Emilie recula d’effroi, et regarda l’abbesse : celle-ci lui fit signe pour ne se point alarmer ; puis elle dit à sœur Agnès : — Ma fille, c’est mademoiselle Saint-Aubert que je vous amène. Je croyois que vous auriez du plaisir à la voir.

Agnès ne fit aucune réponse : elle considéroit Emilie dans un effroyable égarement. — C’est elle-même, s’écria-t-elle. Ah ! elle a dans ses regards le charme qui fit ma perte. Que voulez-vous ? que demandez-vous ? réparation ! vous l’aurez ; vous l’avez déjà ! Combien d’années sont écoulées depuis que je ne vous ai vue ? Mon crime n’est que d’hier ; j’ai vieilli sous son poids ; et vous, vous êtes toujours jeune, vous êtes toujours belle ! belle comme au temps où vous me contraignîtes à ce crime affreux : oh ! si je pouvois l’oublier ! Mais à quoi cela serviroit-il ? Je l’ai commis.

Emilie, fort émue, vouloit se retirer. L’abbesse lui prit la main, l’encouragea, et la pria d’attendre que sœur Agnès fût plus tranquille. Elle tâcha elle-même de la calmer ; mais Agnès ne l’écoutoit pas, et, regardant Emilie, elle s’écria : — À quoi servent donc des années de prière et de repentir ! Elles ne sauraient laver la souillure du meurtre ; oui, du meurtre ! Où est-il ? où est-il ? Regardez, regardez là ! il erre dans cette chambre : pourquoi venez-vous m’agiter en ce moment ? reprit Agnès dont les yeux parcouraient l’espace. Ne suis-je donc pas déjà assez punie ? Ah ! ne me regardez pas de cet air sévère ! Ah ciel ! encore ! C’est elle, c’est elle-même ! Pourquoi ces regards de pitié ? pourquoi ce sourire ? Me sourire, à moi ! Quels gémissemens entends-je ?

Sœur Agnès retomba, et parut privée de la vie. Emilie ne pouvant se soutenir, s’appuya sur le lit ; l’abbesse et la religieuse donnèrent des secours à sœur Agnès. Emilie vouloit lui parler. — Paix ! dit l’abbesse. Le délire est fini ; elle va être mieux. Ma sœur, y a-t-il long-temps qu’elle est dans cet état ? — Elle n’y avoit pas été depuis plusieurs semaines, répondit la religieuse ; mais l’arrivée du gentilhomme qu’elle désiroit tant de voir, l’a fortement agitée.

— Oui, reprit l’abbesse, et voilà sans doute la cause de cet accès : quand elle sera mieux, nous la laisserons en repos.

Emilie y consentit volontiers ; mais quoiqu’elle donnât peu de secours, elle ne vouloit pas se retirer, tant qu’elle croyoit pouvoir être utile.

Quand sœur Agnès eut repris ses sens, elle regarda encore Emilie ; mais désormais sans égarement, et avec une profonde expression de douleur : il se passa du temps avant qu’elle pût parler, puis elle dit foiblement : — La ressemblance est étonnante ! c’est plus que de l’imagination ! Dites-moi, je vous en conjure, si malgré le nom de Saint-Aubert que vous portez, vous n’êtes pas fille de la marquise ? — Quelle marquise ? dit Emilie surprise. Le calme des manières d’Agnès l’avoit fait croire au retour de sa raison : l’abbesse lui donna un coup-d’œil d’intelligence ; mais elle répéta sa question.

— Quelle marquise ! s’écria Agnès : je n’en connois qu’une ! la marquise de Villeroy.
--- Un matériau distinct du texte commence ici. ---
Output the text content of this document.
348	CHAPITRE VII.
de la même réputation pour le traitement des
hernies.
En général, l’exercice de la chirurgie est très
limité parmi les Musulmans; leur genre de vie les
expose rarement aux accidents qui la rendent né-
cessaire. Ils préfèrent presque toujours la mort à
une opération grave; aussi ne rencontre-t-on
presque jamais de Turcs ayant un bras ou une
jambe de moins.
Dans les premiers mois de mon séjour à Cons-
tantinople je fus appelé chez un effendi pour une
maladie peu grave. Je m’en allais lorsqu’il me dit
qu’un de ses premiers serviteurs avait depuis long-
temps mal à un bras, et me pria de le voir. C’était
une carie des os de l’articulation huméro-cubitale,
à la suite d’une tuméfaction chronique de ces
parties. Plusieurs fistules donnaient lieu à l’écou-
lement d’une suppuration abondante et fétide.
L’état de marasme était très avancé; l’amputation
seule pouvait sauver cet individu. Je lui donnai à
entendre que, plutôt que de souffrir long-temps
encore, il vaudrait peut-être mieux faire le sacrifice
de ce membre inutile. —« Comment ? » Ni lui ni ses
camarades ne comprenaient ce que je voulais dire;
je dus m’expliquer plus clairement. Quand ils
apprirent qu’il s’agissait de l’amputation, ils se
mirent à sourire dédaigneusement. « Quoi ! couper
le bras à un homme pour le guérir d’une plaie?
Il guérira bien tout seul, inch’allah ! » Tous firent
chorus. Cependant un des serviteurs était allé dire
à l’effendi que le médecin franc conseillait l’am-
Emilie se rappelant l’émotion de son père, à la mention inopinée de cette dame, et la demande qu’il avoit faite d’être enterré près des Villeroy, sentit un extrême intérêt, et pria sœur Agnès d’expliquer les motifs de sa question. L’abbesse auroit voulu entraîner Emilie ; mais celle-ci, fortement attachée, réitéra sa demande avec chaleur.

— Apportez-moi ma cassette, ma sœur, dit Agnès, je vous apprendrai tout : regardez-vous dans cette glace, et vous le saurez. Vous êtes sûrement sa fille ; sans cela comment expliquer une si parfaite ressemblance !

La religieuse apporta la cassette : sœur Agnès la lui fit ouvrir ; elle en tira une miniature, et Emilie vit qu’elle ressembloit exactement à celle qu’elle avoit trouvée dans les papiers de son père. Agnès tendoit la main pour la reprendre ; elle la regarda quelque temps en silence, puis dans l’excès du désespoir, elle leva ses yeux vers le ciel et pria tout bas. Quand elle eut achevé sa prière, elle rendit le portrait à Emilie. — Gardez-le, lui dit-elle, je vous le lègue, et je crois que vous y avez droit : votre ressemblance m’a bien souvent frappée ; mais jamais, jusqu’à ce moment, elle n’avoit ainsi frappé ma conscience. Restez, ma sœur, n’emportez pas cette cassette, elle renferme un autre portrait.

Emilie trembloit dans l’attente, et l’abbesse vouloit l’entraîner : Agnès est encore dans le délire, lui dit-elle, observez combien elle divague ! Dans ses accès, elle ne s’entend plus, et s’accuse, comme vous voyez, des crimes les plus épouvantables.

Emilie crut voir dans ce délire autre chose que de la folie. Le nom de la marquise, son portait avoient pour elle un suffisant intérêt, et elle se décida à tâcher de se procurer de plus amples informations.

La religieuse rapporta la cassette. Agnès poussa un ressort, et découvrit un autre portrait ; elle le montra à Emilie : — Voici, lui dit-elle, une leçon pour la vanité ; regardez ce portrait, et voyez s’il y a quelque rapport entre ce que je suis et ce que j’ai été.

Emilie s’empressa de prendre ce portrait ; à peine l’eut-elle regardé, que ses tremblantes mains faillirent le laisser échapper. C’étoit la ressemblance du portrait de la signora Laurentini, qu’elle avoit trouvé à Udolphe : la signora Laurentini, cette dame qui avoit disparu d’une manière si mystérieuse, et qu’on soupçonnoit Montoni d’avoir fait périr.

Muette de surprise, Emilie regardoit tour à tour le portrait et la religieuse mourante ; elle cherchoit une ressemblance qui alors n’existoit plus.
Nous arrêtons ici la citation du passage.